À l’occasion du Salon des Trois Dimanches, les Vignolants et leurs amis se retrouveront tous à Cressier. Profitant de cette aubaine, je présenterai succinctement dans ces lignes un bref aperçu de l’histoire viticole de ce fameux village dont la renommée des crus a depuis longtemps dépassé les frontières.

De précieux manuscrits

Le musée de la Vigne et du Vin possède deux manuscrits1 importants écrits à l’usage du receveur de la dîme de Cressier. Afin que cette dernière puisse être prélevée avec exactitude, il fallait que les dîmeurs tiennent une comptabilité précise dans ce qu’il est convenu d’appeler des carnets de dîme. Ceux-là recouvraient les différents quartiers qui composaient un vignoble et étaient remplis au jour le jour. Étant donné qu’il fallait plusieurs jours pour vendanger des grands parchets et que la dîme était prise quotidiennement, une même vigne pouvait être mentionnée en plusieurs pages d’un même carnet. Leur consultation devenait donc vite ardue. Afin de récapituler l’ensemble, des livres de recette de dîme furent constitués. Ceux du Musée de Boudry présentent la vendange de Cressier pour les années 1791 à 1795 et 1801, 1802.

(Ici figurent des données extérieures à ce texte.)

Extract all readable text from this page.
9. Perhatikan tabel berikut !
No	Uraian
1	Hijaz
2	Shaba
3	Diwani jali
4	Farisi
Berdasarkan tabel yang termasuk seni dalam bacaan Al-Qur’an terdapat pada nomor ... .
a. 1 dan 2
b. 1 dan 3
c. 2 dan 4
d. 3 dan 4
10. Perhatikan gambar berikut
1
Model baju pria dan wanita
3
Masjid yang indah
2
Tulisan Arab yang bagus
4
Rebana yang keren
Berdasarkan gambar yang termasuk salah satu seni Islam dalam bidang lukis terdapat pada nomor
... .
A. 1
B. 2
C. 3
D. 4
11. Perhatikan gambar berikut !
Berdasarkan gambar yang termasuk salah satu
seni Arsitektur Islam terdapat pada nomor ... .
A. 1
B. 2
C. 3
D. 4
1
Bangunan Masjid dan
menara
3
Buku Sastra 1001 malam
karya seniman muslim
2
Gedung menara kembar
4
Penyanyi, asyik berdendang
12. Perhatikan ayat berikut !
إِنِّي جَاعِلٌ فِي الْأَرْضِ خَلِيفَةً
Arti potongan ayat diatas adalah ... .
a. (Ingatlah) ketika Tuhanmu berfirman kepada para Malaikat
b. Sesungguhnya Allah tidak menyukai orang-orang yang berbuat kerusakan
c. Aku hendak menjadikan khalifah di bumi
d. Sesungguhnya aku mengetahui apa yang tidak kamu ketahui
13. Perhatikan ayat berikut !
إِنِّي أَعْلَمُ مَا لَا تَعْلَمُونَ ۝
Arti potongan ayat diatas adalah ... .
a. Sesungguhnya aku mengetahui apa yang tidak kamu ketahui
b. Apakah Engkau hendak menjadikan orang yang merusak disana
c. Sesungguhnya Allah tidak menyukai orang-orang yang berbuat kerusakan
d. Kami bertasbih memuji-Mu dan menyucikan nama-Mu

Comme certaines vignes étaient franches de dîme, il fallait que le receveur en soit informé. Ainsi ses registres donnent la liste exhaustive des parcelles du vignoble cressiacois, précisant pour chaque vigne sa nature: à savoir si elle était franche de dîme et, si elle était cultivée à moitresse2 ou à tierce, à qui elle appartenait…

Le rendement des vignes

Généralement, il n’est pas facile de connaître le rendement moyen des vignes des siècles passés. La production, d’une année à I’autre, peut varier du simple au double, sinon plus, en fonction des variations climatiques ou des accidents météorologiques. Dans notre pays, à l’inverse de la France,3 nous connaissons bien les capacités des anciennes mesures même s’il faut toujours envisager une marge d’erreur lorsque des calculs surviennent. Quant aux documents qui permettent de mesurer le rendement du vignoble neuchâtelois, s’ils sont rares pour le XVIIe siècle, ils abondent pour le XVIIIe. Cependant leur consultation reste difficile vu qu’ils appartiennent souvent à des fonds d’archives privées.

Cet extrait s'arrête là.